Depuis plusieurs semaines, un véritable bras de fer oppose le gouvernement de Pedro Sanchez (PSOE, UP, IU) à la droite PP et Ciudadanos. Le CGPJ a approuvé à une majorité écrasante la nomination à 6 postes clés de juges contre l’avis du gouvernement Ces nominations ne seront pas sans influence sur les prochains procès à venir. Il semble que l’on met beaucoup l’accent sur les failles politiques dans la gestion de la crise catalane, mais on oublie de parler du poids de cette institution judiciaire. L’influence du PP est encore forte et il n’est pas près de céder sa place. Il suffit de rappeler les propos de Cayetana Álvarez de Toledo, députée du Parti populaire, qui est allée jusqu’à affirmer que le « Poder Judicial » est le dernier bastion contre le progressisme…

Le rapport annuel de l’Union européenne sur l’État de droit (septembre 2020) a mis en garde l’Espagne sur la politisation du CGPJ, les difficultés sautent donc aujourd’hui aux yeux de tous. Mais les errements judiciaires continuent de s’accumuler. Il n’en est de preuve que de parler de la destitution de Quim Torra, président élu de la Generalitat, destitué par le tribunal pour avoir affiché des lacets jaunes en soutien de ses collègues poursuivis. Restant volontairement sur un strict plan juridique, nous reprendrons ici bien volontiers l’analyse du professeur de droit constitutionnel de l’université de Séville Javier Perez Royo dans son billet quotidien du journal El Diaro (28 septembre 2020).

Selon lui, la décision de la « Junta electoral », instance administrative chargée de surveiller le bon déroulement des processus électoraux, qui a ordonné au président Quim Torra de retirer les marques de soutien aux prisonniers pendant la dernière campagne électorale, ne peut pas être constitutive d’un délit de désobéissance Celui-ci ne peut être constitué que s’il y a désobéissance à une décision judiciaire. Le tribunal de justice de Catalogne, puis le Tribunal suprême ont purement avalisé la décision de la « Junta electoral », mais n’ont pas eux-mêmes prononcé de décision demandant le retrait des marques de soutien, ce qui est une irrégularité grave, contraire à la Constitution. Le délit de désobéissance n’est pas constitué, donc la destitution est irrégulière. Le tribunal constitutionnel devra statuer sur le recours formé par le président Torra. Le bilan est donc mitigé et surtout l’absence de règlement politique est inquiétante. Amnistie ou grâce sont venues alimenter le débat, mais ne satisfont personne.
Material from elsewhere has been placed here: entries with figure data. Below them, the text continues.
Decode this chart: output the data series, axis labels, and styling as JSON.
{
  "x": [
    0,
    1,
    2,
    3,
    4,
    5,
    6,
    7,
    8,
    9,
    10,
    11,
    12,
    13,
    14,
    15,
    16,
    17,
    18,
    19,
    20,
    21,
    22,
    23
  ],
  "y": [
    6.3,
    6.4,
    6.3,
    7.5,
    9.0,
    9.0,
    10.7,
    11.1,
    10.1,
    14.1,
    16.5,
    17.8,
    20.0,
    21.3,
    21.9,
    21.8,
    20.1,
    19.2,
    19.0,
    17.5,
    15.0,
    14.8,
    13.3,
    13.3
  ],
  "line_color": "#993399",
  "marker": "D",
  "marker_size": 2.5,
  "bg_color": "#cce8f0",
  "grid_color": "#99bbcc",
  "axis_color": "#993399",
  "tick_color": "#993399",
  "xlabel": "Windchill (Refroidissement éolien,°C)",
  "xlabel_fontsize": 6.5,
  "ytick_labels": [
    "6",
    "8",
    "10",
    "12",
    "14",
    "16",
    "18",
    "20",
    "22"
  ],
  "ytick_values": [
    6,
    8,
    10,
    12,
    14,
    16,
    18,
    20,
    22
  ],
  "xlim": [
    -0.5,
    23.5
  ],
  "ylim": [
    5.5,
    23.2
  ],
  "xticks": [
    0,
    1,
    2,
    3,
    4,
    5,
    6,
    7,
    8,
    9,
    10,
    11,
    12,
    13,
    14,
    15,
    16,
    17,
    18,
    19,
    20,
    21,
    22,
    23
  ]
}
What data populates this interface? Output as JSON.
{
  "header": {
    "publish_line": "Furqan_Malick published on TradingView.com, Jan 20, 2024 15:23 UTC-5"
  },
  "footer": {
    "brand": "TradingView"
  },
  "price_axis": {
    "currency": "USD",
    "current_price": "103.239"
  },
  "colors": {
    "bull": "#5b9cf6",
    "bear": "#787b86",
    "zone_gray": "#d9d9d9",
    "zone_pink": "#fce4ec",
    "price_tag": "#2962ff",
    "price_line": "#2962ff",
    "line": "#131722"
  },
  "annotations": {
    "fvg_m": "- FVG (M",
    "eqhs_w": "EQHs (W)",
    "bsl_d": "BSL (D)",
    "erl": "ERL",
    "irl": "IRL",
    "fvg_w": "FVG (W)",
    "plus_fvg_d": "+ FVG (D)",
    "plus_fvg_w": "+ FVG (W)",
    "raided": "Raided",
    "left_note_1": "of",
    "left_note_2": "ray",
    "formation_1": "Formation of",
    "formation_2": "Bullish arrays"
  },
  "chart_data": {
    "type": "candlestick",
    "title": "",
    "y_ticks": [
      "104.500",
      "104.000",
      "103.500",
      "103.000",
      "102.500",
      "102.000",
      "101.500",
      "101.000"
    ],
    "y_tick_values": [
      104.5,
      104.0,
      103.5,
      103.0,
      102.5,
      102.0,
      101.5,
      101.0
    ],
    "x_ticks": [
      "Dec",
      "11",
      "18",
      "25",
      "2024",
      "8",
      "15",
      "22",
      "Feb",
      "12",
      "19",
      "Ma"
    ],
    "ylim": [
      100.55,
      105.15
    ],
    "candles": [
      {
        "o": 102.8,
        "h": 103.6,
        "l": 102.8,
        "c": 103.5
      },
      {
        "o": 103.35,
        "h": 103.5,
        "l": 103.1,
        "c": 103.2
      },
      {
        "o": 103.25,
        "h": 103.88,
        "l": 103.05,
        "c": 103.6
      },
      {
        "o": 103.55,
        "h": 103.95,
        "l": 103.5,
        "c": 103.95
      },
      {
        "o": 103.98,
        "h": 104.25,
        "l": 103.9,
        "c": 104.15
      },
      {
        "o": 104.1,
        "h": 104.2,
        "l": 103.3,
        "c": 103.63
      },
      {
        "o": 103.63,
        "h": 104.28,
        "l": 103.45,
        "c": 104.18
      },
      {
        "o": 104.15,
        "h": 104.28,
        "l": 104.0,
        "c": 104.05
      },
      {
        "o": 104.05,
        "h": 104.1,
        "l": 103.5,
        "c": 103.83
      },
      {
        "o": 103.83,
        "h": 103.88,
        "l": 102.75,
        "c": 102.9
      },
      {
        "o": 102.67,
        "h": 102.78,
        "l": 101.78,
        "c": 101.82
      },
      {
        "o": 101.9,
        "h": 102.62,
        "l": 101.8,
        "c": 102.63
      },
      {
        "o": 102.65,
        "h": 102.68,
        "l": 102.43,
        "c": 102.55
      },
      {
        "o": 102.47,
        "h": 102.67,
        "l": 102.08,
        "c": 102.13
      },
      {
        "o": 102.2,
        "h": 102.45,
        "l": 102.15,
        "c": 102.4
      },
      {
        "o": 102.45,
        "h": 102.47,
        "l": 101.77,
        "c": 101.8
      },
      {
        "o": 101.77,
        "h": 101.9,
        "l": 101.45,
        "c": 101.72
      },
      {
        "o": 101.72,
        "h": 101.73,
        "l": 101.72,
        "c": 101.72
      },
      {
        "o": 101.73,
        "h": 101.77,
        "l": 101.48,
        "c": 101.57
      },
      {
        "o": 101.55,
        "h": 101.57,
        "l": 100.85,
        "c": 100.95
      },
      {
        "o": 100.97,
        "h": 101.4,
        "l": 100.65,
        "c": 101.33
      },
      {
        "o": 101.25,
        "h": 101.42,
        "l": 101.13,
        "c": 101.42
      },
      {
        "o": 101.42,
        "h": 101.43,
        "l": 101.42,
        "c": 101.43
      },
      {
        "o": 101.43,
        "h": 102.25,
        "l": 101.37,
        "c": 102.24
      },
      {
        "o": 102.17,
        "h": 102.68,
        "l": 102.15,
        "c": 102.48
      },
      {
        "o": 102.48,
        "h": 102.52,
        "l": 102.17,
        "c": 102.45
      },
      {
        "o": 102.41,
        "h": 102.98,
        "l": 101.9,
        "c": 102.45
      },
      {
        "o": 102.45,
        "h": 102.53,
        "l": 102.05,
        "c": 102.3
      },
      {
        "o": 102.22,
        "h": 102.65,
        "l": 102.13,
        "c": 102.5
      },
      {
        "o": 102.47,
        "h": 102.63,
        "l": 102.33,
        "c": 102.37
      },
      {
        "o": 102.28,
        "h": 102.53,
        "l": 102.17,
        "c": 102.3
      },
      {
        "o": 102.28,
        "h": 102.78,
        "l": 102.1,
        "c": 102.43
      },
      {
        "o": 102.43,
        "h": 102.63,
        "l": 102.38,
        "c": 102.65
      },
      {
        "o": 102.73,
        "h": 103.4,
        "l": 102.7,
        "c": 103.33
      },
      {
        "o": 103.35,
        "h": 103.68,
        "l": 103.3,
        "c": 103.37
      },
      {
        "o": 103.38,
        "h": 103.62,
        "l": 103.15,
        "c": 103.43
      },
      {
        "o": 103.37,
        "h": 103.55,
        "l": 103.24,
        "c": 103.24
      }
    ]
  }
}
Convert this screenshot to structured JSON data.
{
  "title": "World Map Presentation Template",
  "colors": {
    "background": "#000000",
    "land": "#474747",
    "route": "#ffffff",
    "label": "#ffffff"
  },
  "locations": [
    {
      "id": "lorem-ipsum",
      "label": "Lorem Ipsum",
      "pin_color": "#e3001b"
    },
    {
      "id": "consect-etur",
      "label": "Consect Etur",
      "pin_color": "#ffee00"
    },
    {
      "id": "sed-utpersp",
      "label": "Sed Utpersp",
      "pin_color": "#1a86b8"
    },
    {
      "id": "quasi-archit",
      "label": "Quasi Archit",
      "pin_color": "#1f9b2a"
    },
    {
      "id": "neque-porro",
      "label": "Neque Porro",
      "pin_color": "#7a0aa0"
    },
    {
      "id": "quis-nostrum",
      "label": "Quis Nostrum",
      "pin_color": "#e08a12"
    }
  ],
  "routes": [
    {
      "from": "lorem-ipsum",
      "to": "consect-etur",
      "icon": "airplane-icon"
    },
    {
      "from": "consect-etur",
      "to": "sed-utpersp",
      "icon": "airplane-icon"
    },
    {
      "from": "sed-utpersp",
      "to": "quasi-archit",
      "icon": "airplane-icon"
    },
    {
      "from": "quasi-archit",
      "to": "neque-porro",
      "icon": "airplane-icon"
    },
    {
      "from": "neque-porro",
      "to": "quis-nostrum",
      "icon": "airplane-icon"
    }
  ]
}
Dans tous les cas de figure, la Cour européenne sera saisie si le tribunal constitutionnel ne rend pas un avis favorable, mais les délais sont longs. En tout état de cause, il serait bon que le gouvernement de Pedro Sanchez s’engage à supprimer les délits de sédition et de rébellion, ce qui aurait, par l’effet de l’application immédiate de la loi pénale plus douce, un effet immédiat sur les condamnations prononcées.